Semantic vector spaces
Semantic Vector Spaces (SVSs) have become the mainstay of modeling lexical semantics in Computational Linguistics over the last 20 years. Based on the hypothesis that semantically similar words tend to be used in similar contexts, these corpus-based approaches model the meaning of a word in terms of the contexts in which it appears. They have been applied to a wide variety of computational tasks - from Question Answering and Information Retrieval to automated essay scoring (Landauer and Dumais 1997) or the modeling of human behavior in psycholinguistic experiments (Lowe and McDonald 2000). SVSs were first developed during the so-called statistical turn in Natural Language Processing (NLP) in the 1990s, when NLP moved away from the then prevalent rule-based approach. They addressed the need to model semantics in a bottom- up, automated fashion from large amounts of corpus data, rather than having to rely on the time-consuming manual construction of lexical resources. As such, this data-oriented development in Computational Linguistics was not unlike the empirical and statistical turn observable today in Theoretical Linguistics, and in Cognitive Linguistics and Construction Grammar in particular. We will argue that SVSs can also be useful in more theoretically-oriented linguistic research in Construction Grammar. Thanks to their fully automatic, bottom-up analysis of the distribution of a word, SVS models are not only able to deal with enormous quantities of data; they also bypass the need for subjective human judgments and may bring to light patterns that escape the human eye.
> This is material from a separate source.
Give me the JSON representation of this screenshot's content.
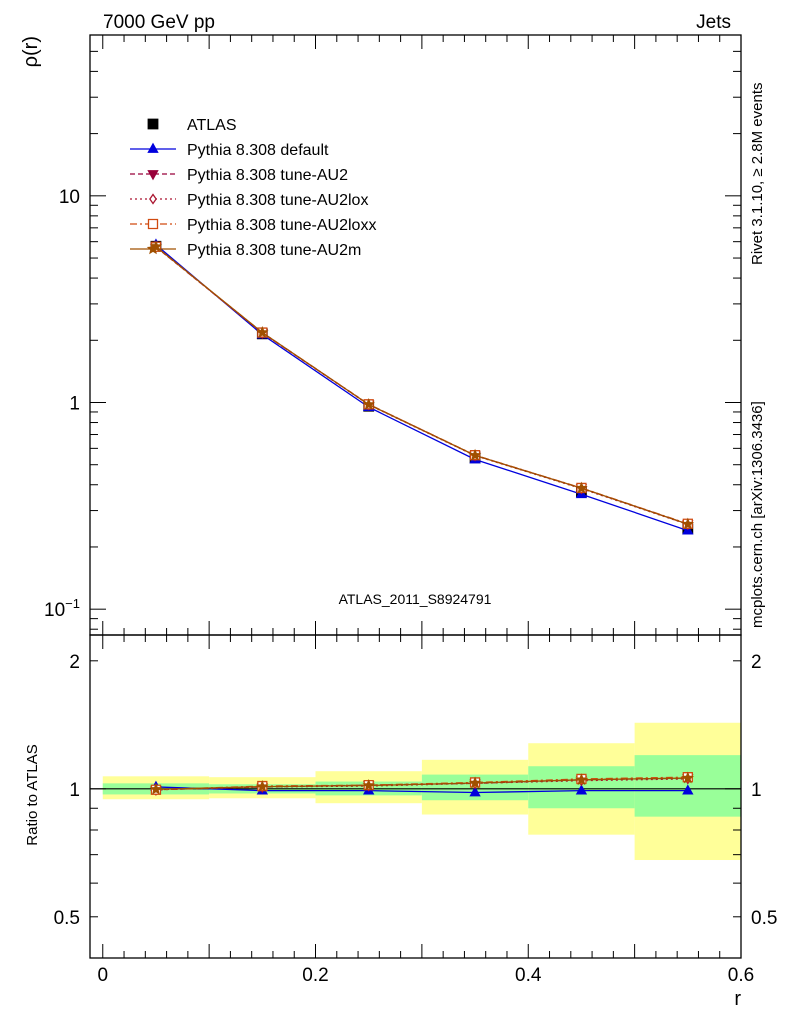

The origin of SVSs can be traced back to a fundamental linguistic insight already expressed in the 1950s. Back then, a number of linguists and philosophers stressed the dependency, or even the identity, between the meaning of a word and its use. This view inspired John Rupert Firth’s quote that “you shall know a word by the company it keeps” (Firth 1957), Ludwig Wittgenstein’s “the meaning of a word is its use in the language” (1953), and Zelig Harris’ (1954) insight that semantically similar words are used in similar contexts - a view which is now often referred to as the distributional hypothesis. In the (mainly) British tradition of Corpus Linguistics this hypothesis was put into practice by investigating the collocational behavior of words and identifying their idiomatic usage. SVSs can be seen as an extension and generalisation of collocational analysis. Instead of identifying only a restricted number of significant collocations as input for further qualitative analysis, SVSs track a word’s co-occurrences with all other words in the corpus, resulting in a sort of over-all collocational profile that is the input for further quantitative analysis. More specifically, the similarity of collocational profiles is measured mathematically. The hypothesis is that words with a similar collocational profile will be semantically related and can thus be grouped into semantic classes.